Vet shared my concerns but she wonders if it was just a bacterial infection of some sort since again, she seems completely normal so far except the two symptoms above. She prescribes some meds and supplements, and I agreed to keep monitoring her.

2 days later, I'm really freaking out now. She hasn't eaten (STILL) but I see she's less excited for walks and still vomiting. I take her to the clinic to run some tests and everyone at the clinic fell in love with her because she really is the sweetest. Results come back and her kidney parameters are through the roof. The new vet suspect she may have had chronic kidney issues because the numbers are really sky high here. I felt devastated on her behalf. I have some medical background and I know this isn't something that just goes away. I'm beating myself up wondering how long she's been suffering in silence since she's the type to do that. After agreeing on a new course of treatment, we warded her for the weekend and the new vet will update me on Monday to see if I can pick her up and start another new treatment/diet course. As I walk away from her, she gave me these sad eyes and fam, when I say my heart was absolutely crushed, I mean it. I promised that she would never feel abandoned again but here I was, walking away when she was in pain and when she needed me most.

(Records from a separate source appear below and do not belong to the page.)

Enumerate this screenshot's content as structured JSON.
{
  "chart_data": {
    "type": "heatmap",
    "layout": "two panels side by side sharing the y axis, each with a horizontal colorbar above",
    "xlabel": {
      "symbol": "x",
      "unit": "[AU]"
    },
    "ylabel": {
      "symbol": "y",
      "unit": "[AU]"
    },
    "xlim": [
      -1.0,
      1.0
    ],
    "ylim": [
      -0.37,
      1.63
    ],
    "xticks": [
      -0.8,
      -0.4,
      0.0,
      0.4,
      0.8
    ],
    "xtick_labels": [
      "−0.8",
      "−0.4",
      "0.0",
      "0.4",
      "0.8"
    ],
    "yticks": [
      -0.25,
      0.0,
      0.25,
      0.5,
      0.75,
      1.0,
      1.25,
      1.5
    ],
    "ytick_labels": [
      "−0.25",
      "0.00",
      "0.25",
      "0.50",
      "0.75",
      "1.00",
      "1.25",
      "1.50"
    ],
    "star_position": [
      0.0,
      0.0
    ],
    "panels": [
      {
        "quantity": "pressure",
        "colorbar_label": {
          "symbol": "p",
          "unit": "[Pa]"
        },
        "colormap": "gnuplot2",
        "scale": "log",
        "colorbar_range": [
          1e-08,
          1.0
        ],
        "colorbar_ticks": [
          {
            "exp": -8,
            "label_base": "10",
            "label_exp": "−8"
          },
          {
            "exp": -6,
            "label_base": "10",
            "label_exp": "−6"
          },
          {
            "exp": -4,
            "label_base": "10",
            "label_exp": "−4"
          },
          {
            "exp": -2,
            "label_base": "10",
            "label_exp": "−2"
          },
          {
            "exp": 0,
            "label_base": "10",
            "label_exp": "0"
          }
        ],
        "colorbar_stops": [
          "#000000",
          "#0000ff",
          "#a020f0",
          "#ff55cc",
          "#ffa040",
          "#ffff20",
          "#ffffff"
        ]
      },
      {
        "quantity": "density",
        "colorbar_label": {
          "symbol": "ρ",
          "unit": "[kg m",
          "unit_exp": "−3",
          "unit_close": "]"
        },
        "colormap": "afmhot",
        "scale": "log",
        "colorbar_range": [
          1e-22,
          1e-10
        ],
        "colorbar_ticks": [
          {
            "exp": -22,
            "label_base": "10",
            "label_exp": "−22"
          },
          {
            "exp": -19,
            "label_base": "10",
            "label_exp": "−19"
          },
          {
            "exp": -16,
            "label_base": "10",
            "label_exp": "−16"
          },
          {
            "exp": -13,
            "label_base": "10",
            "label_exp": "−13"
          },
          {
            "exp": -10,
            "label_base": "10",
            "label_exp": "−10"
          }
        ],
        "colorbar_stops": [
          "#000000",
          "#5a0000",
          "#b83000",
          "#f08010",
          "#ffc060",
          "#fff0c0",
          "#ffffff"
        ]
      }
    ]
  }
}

After processing all of this, I am just so angry that I created a Reddit account for the sole purpose of needing to let all of these emotions out and tbh this subreddit had help me a lot when I first adopted her. I've talked to friends about this too but I am honestly still so pissed off. I'm mad at the old owner for leaving her behind and not bothering to give her regular checkups. He/she/they couldn't be bothered to leave a note like, "btw she has kidney issues so make sure she gets special food" when they dumped her if they knew? She could've been put on a diet earlier on so she wouldn't suffer and be able to extend years to her life. I'm mad at the SPCA for not running a basic blood test and letting me know she had these issues (which I also find really sus since they had to guess her age and she had gotten spayed by them, is it not common to run this sort of test beforehand?), not because I would've changed my mind (I know what I was signing up for when I adopted an older dog) but again, I could've prevented her from having a hell of a week of vomiting and not eating and being put on unnecessary meds. Also sidenote, I updated the SPCA chick about my dog's latest condition since she gave me this sob story of how much she loved her and it broke her heart that I'm taking the dog home when I first came to adopt my dog, and she read my message without replying(SO MUCH FOR LOVING HER). Kinda mad at her other vets too for not taking my concerns more seriously. I get they can only do so much but still at her age, wished they were a bit more proactive here. I recognize I'm just mad right now and want to find people to blame but yeah.

I cried all day because I do love her and am so worried about what comes next. If the treatment doesn't improve her condition, what next? Anyone has any experience w this? Do I have weeks or months or years with her? Would she suffer more as time goes by? Everyone is telling me that I shouldn't think of the worst and be positive and I wish I could but I'm sure some of you can relate w how strongly we feel about our dog babies and I'm feeling really lost right now.

Anyway, thanks for reading my super long post and wish you a better day than mine. You deserve to be happy, friend. Stay safe, stay healthy.